What the Book Misses 

“All widows need the spiritual comfort of the church’s ministry,” Walker acknowledges, “but not all widows have identical circumstances” (77–78). Yet most of Croft’s practical ideas for serving widows presume she is elderly. According to the U.S. Department of Health and Human Services, one-third of all women who become widowed are younger than age 60, and half of those widowed become so by age 65. Most see elderly widows as the most vulnerable. Yet younger widows, faced with becoming the primary breadwinner and caregiver for a young family, endure entirely different but equally daunting circumstances. While the authors do reference younger widows, they offer little in terms of practical suggestions on how to encourage them.

Additionally, many widows would not find some of the specific suggestions offered in the book helpful, such as using prayers in public worship to inform the congregation of their circumstances and needs. In a larger church, such openness would leave a hurting widow feeling overexposed.

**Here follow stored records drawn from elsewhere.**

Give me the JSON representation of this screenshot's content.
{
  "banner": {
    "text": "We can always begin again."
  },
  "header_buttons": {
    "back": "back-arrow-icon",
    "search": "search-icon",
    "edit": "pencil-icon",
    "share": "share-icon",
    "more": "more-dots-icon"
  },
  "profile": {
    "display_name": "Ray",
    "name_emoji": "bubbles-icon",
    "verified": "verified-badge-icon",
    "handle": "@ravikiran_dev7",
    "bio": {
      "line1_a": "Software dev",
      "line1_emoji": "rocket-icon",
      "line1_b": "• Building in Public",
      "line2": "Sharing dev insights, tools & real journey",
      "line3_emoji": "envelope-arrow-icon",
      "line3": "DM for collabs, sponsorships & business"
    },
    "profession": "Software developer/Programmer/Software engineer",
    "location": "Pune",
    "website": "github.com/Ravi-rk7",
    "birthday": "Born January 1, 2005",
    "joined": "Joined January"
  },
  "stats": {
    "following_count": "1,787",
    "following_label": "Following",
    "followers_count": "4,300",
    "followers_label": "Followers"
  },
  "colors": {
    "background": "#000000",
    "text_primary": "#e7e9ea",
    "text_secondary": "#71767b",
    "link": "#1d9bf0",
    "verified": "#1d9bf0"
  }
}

In 2009 Steve Corbett and Brian Fikkert began an uncomfortable but important conversation, noted by the title of their bestseller When Helping Hurts: How to Alleviate Poverty Without Hurting the Poor . . . or Yourself. The book’s premise—that some of our best efforts to alleviate suffering might cause further harm—could also apply to serving widows. It makes me think back to that well-intentioned but utterly misguided young man on my doorstep. Unfortunately, he’s one of many painful encounters I endured, each equally oblivious to just how unhelpful their efforts were.

More Than a Brief Social Call 

Caring for Widows clarifies what it means to “visit the widow in her distress” (James 1:27), and gives much-needed and more detailed instruction. It’s more than a brief social call. It implies “regular personal contact and practical involvement with those in need” (25).

While I don’t endorse all of the practical suggestions offered, they will certainly be fodder to think of more. This book is a good beginning to an important discussion inside churches—a conversation where widows themselves should also be invited to participate.


Susan Ortega VandePol. Life After Death: After Her Husband Takes His Last Breath, and After She Tries to Catch Hers. New York, NY: Morgan James Publishing, 2015. 176 pp. $14.99. 

Brian Croft and Austin Walker. Caring for Widows: Ministering God’s Grace. Wheaton, IL: Crossway, 2015. 176 pp. $12.99.